Ping n’est pas violent. Il extériorise les déchirements qu’il ressent au tréfonds de son être, dont certains ont pour appellation injustice, haine, jalousie, trahison. Cet homme donne l’impression de vivre stoïquement l’agressivité, l’ingratitude et l’antipathie de quelques puissances occultes et d’une catégorie de ses compatriotes, dont nombre ont cheminé en politique avec lui pendant des années ; certains depuis sa jeunesse. Il naît chez l’homme floué, dupé, trahi et volé une douloureuse sensation qui produit un sentiment d’amertume et un état d’âme qui confinent la victime à l’absurde. L’agressivité provoque souvent chez la victime un légitime reflexe d’auto-défense. Ping est victime d’une cabale d’Etat qui aurait eu, sous d’autres cieux, des dramatiques conséquences sociales. Si Ping était un homme violent comme le claironne le PDG, le pays aurait déjà été non seulement dans la confrontation politique, mais aussi dans de sanglantes échauffourées. Que ces messieurs dames du PDG se le disent : Ping n’est pas un violent, même s’il est vrai qu’au fond de chaque homme, de chacun de nous tous, sommeille un assassin qui peut se réveiller à tout moment dès que l’occasion lui est donnée. Pour l’avoir approché pendant quelques années, il me plaît de dire qu’en diplomate chevronné, Ping affiche en permanence la bonne humeur et une imperturbable joie lisse, accompagnées d’un subtil humour qui lui permettent vraisemblablement de dissimuler ses ressentiments et ses peines.

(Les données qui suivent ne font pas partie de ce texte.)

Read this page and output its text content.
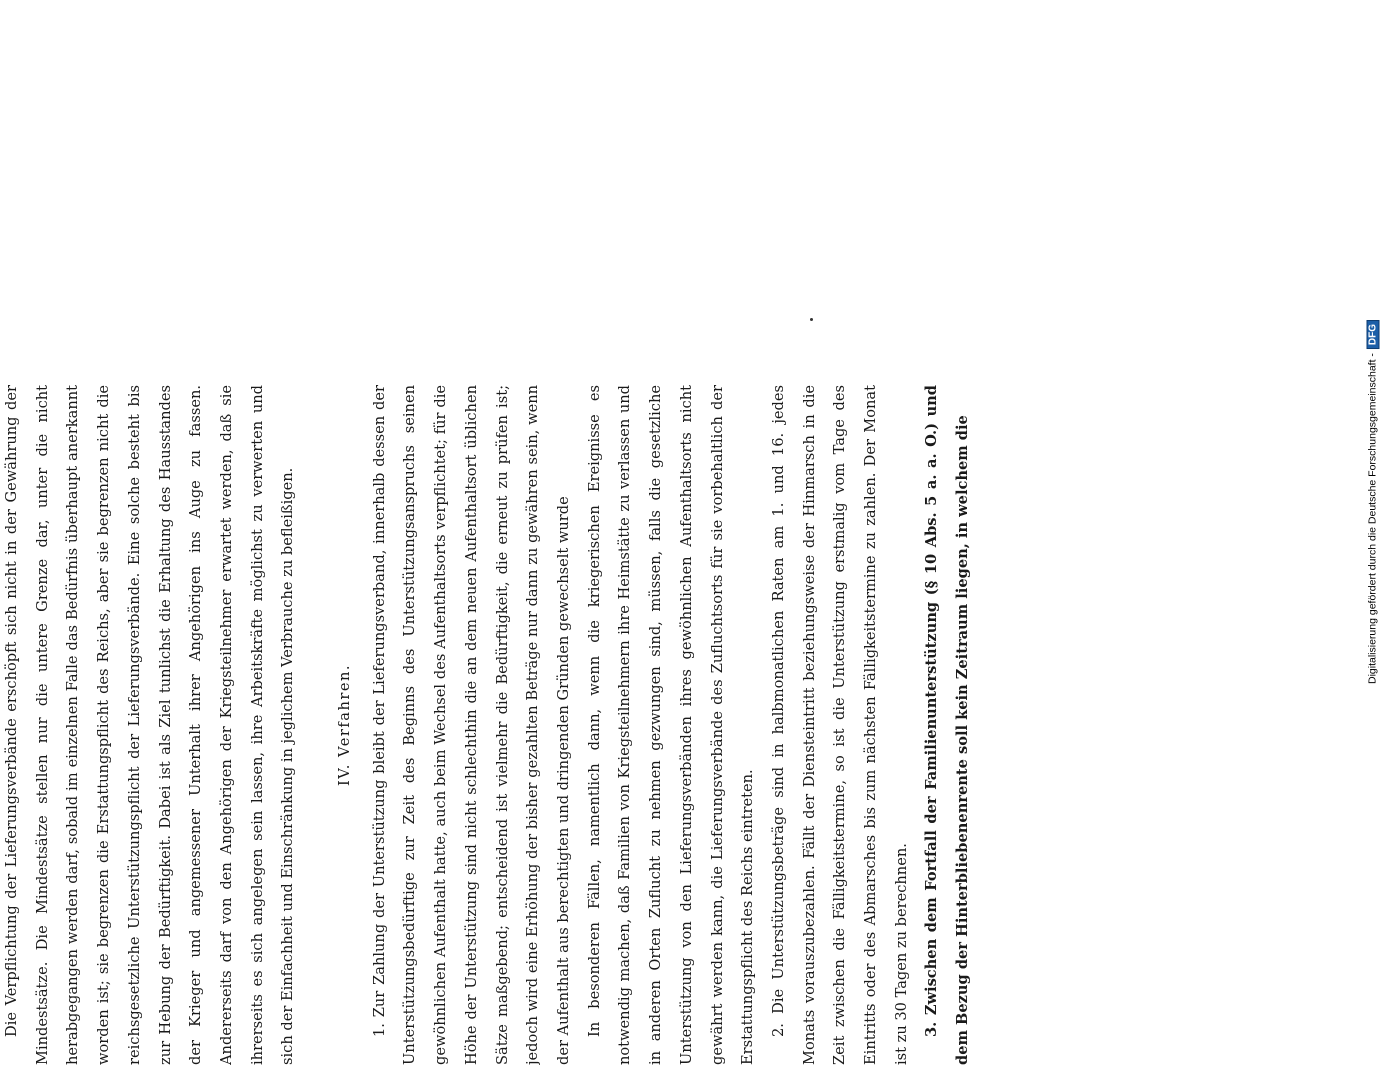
Die Verpflichtung der Lieferungsverbände erschöpft sich nicht in der Gewährung der Mindestsätze. Die Mindestsätze stellen nur die untere Grenze dar, unter die nicht herabgegangen werden darf, sobald im einzelnen Falle das Bedürfnis überhaupt anerkannt worden ist; sie begrenzen die Erstattungspflicht des Reichs, aber sie begrenzen nicht die reichsgesetzliche Unterstützungspflicht der Lieferungsverbände. Eine solche besteht bis zur Hebung der Bedürftigkeit. Dabei ist als Ziel tunlichst die Erhaltung des Hausstandes der Krieger und angemessener Unterhalt ihrer Angehörigen ins Auge zu fassen. Andererseits darf von den Angehörigen der Kriegsteilnehmer erwartet werden, daß sie ihrerseits es sich angelegen sein lassen, ihre Arbeitskräfte möglichst zu verwerten und sich der Einfachheit und Einschränkung in jeglichem Verbrauche zu befleißigen.	IV. Verfahren.	1. Zur Zahlung der Unterstützung bleibt der Lieferungsverband, innerhalb dessen der Unterstützungsbedürftige zur Zeit des Beginns des Unterstützungsanspruchs seinen gewöhnlichen Aufenthalt hatte, auch beim Wechsel des Aufenthaltsorts verpflichtet; für die Höhe der Unterstützung sind nicht schlechthin die an dem neuen Aufenthaltsort üblichen Sätze maßgebend; entscheidend ist vielmehr die Bedürftigkeit, die erneut zu prüfen ist; jedoch wird eine Erhöhung der bisher gezahlten Beträge nur dann zu gewähren sein, wenn der Aufenthalt aus berechtigten und dringenden Gründen gewechselt wurde In besonderen Fällen, namentlich dann, wenn die kriegerischen Ereignisse es notwendig machen, daß Familien von Kriegsteilnehmern ihre Heimstätte zu verlassen und in anderen Orten Zuflucht zu nehmen gezwungen sind, müssen, falls die gesetzliche Unterstützung von den Lieferungsverbänden ihres gewöhnlichen Aufenthaltsorts nicht gewährt werden kann, die Lieferungsverbände des Zufluchtsorts für sie vorbehaltlich der Erstattungspflicht des Reichs eintreten. 2. Die Unterstützungsbeträge sind in halbmonatlichen Raten am 1. und 16. jedes Monats vorauszubezahlen. Fällt der Diensteintritt beziehungsweise der Hinmarsch in die Zeit zwischen die Fälligkeitstermine, so ist die Unterstützung erstmalig vom Tage des Eintritts oder des Abmarsches bis zum nächsten Fälligkeitstermine zu zahlen. Der Monat ist zu 30 Tagen zu berechnen. 3. Zwischen dem Fortfall der Familienunterstützung (§ 10 Abs. 5 a. a. O.) und dem Bezug der Hinterbliebenenrente soll kein Zeitraum liegen, in welchem die	Digitalisierung gefördert durch die Deutsche Forschungsgemeinschaft -DFG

Cependant, seules les personnes qui ont été menacées, violentées, humiliées et trahies peuvent imaginer et comprendre les mortifications de ce grand homme d’Etat, au caractère bien trempé, qui est maltraité et traité comme un « petit », par de « petites gens » dans son propre pays : le petit Gabon. Monsieur Ping, que ferez-vous ?… Et toi, peuple gabonais, que feras-tu… si, par une géniale savante entourloupe, on nous empêche de récupérer notre victoire et qu’un « troisième larron », qui ne serait pas des nôtres, soit coopté chef de l’Etat gabonais ? Le Gabon ne doit pas être à l’origine d’une « guerre mondiale ». Mes vœux les meilleurs à Monsieur le président élu de la République gabonaise, à nos lecteurs et à tous nos autres compatriotes patriotes.